On 12/03/2025 08:13, Christoph Hellwig wrote: > On Wed, Mar 12, 2025 at 08:09:47AM +0000, John Garry wrote: >> On 12/03/2025 07:41, Christoph Hellwig wrote: >>> On Mon, Mar 10, 2025 at 06:39:44PM +0000, John Garry wrote: >>>> For RT inode, just limit to 1x block, even though larger can be supported >>>> in future. >>> Why? >> Adding RT support adds even more complexity upfront, and RT is uncommonly >> used. >> >> In addition, it will be limited to using power-of-2 rtextsize, so a slightly >> restricted feature. > Please spell that out in the commit message. ok, fine.

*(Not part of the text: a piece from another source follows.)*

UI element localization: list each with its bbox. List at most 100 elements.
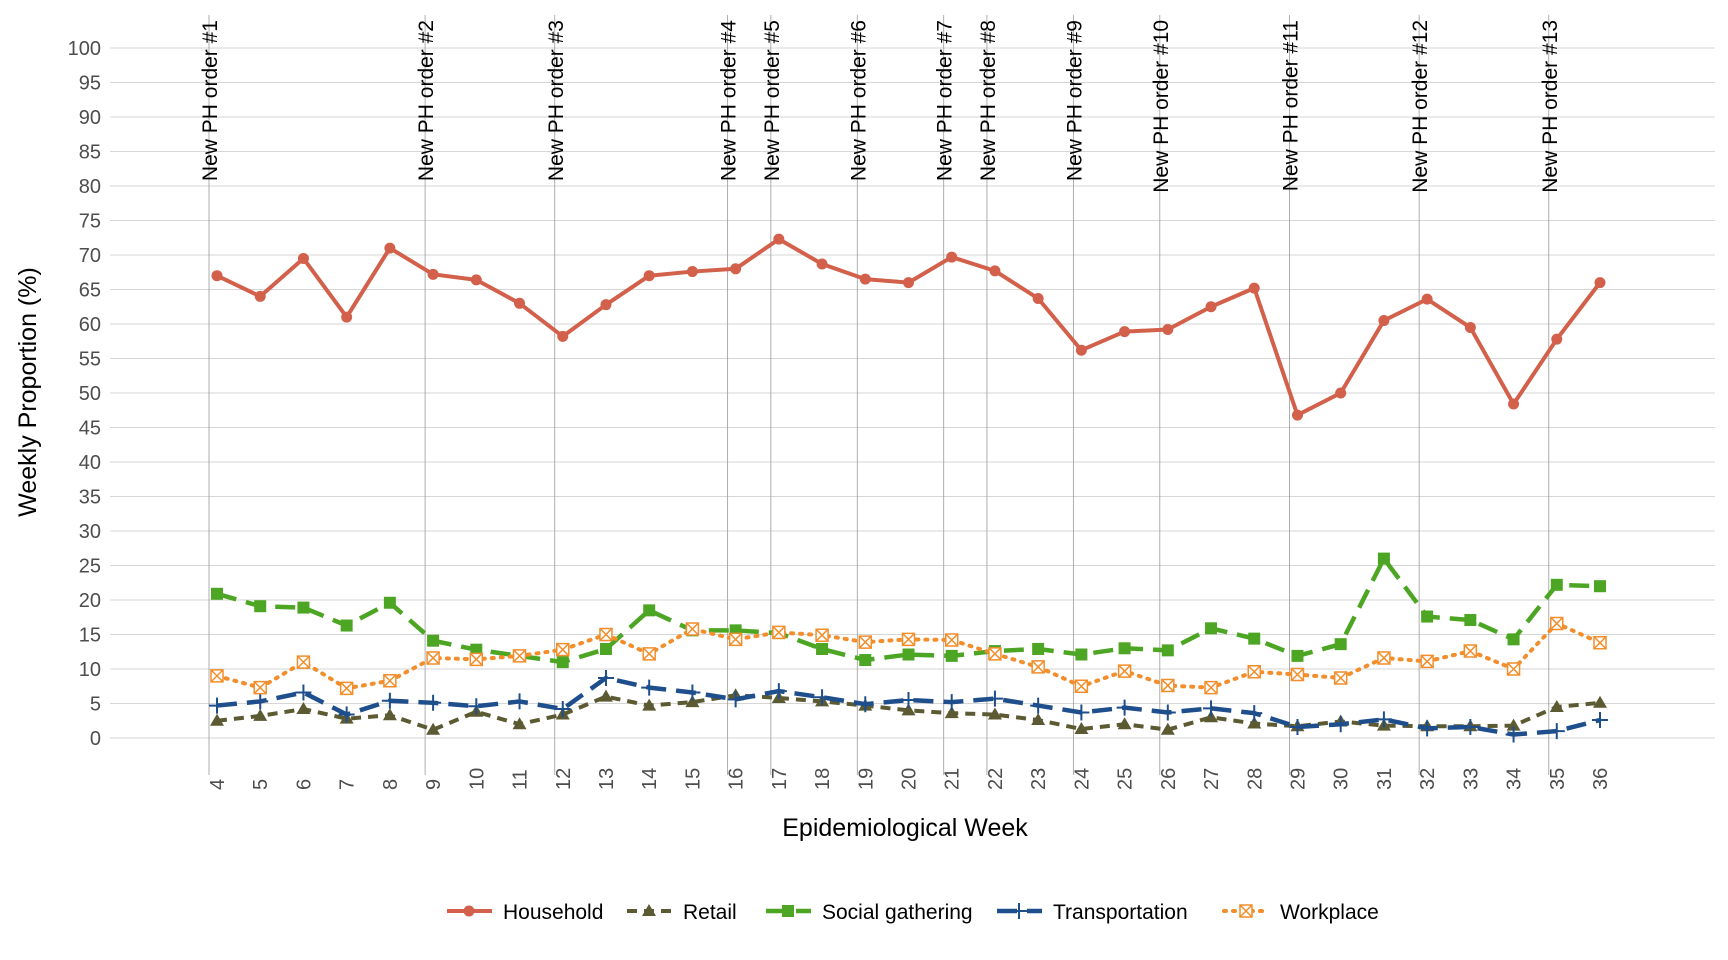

diff --git a/fs/xfs/xfs_iops.c b/fs/xfs/xfs_iops.c index de065cc2e7cf..16a1f9541690 100644 --- a/fs/xfs/xfs_iops.c +++ b/fs/xfs/xfs_iops.c @@ -607,12 +607,24 @@ xfs_get_atomic_write_attr( unsigned int *unit_min, unsigned int *unit_max) { + struct xfs_buftarg *target = xfs_inode_buftarg(ip); + struct xfs_mount *mp = ip->i_mount; + if (!xfs_inode_can_atomicwrite(ip)) { *unit_min = *unit_max = 0; return; } - *unit_min = *unit_max = ip->i_mount->m_sb.sb_blocksize; + *unit_min = ip->i_mount->m_sb.sb_blocksize; + + if (XFS_IS_REALTIME_INODE(ip)) { + /* For now, set limit at 1x block */ + *unit_max = ip->i_mount->m_sb.sb_blocksize; + } else { + *unit_max = min_t(unsigned int, + XFS_FSB_TO_B(mp, mp->m_awu_max), + target->bt_bdev_awu_max); + } } static void diff --git a/fs/xfs/xfs_mount.c b/fs/xfs/xfs_mount.c index e65a659901d5..414adfb944b9 100644 --- a/fs/xfs/xfs_mount.c +++ b/fs/xfs/xfs_mount.c @@ -665,6 +665,32 @@ xfs_agbtree_compute_maxlevels( levels = max(levels, mp->m_rmap_maxlevels); mp->m_agbtree_maxlevels = max(levels, mp->m_refc_maxlevels); } +static inline void +xfs_compute_awu_max( + struct xfs_mount *mp) +{ + xfs_agblock_t agsize = mp->m_sb.sb_agblocks; + xfs_agblock_t awu_max; + + if (!xfs_has_reflink(mp)) { + mp->m_awu_max = 1; + return; + } + + /* + * Find highest power-of-2 evenly divisible into agsize and which + * also fits into an unsigned int field. + */ + awu_max = 1; + while (1) { + if (agsize % (awu_max * 2)) + break; + if (XFS_FSB_TO_B(mp, awu_max * 2) > UINT_MAX) + break; + awu_max *= 2; + } + mp->m_awu_max = awu_max; +} /* Compute maximum possible height for realtime btree types for this fs. */ static inline void @@ -751,6 +777,8 @@ xfs_mountfs( xfs_agbtree_compute_maxlevels(mp); xfs_rtbtree_compute_maxlevels(mp); + xfs_compute_awu_max(mp); + /* * Check if sb_agblocks is aligned at stripe boundary. If sb_agblocks * is NOT aligned turn off m_dalign since allocator alignment is within diff --git a/fs/xfs/xfs_mount.h b/fs/xfs/xfs_mount.h index 799b84220ebb..1b0136da2aec 100644 --- a/fs/xfs/xfs_mount.h +++ b/fs/xfs/xfs_mount.h @@ -229,6 +229,7 @@ typedef struct xfs_mount { bool m_finobt_nores; /* no per-AG finobt resv. */ bool m_update_sb; /* sb needs update in mount */ unsigned int m_max_open_zones; + xfs_extlen_t m_awu_max; /* data device max atomic write */ /* * Bitsets of per-fs metadata that have been checked and/or are sick.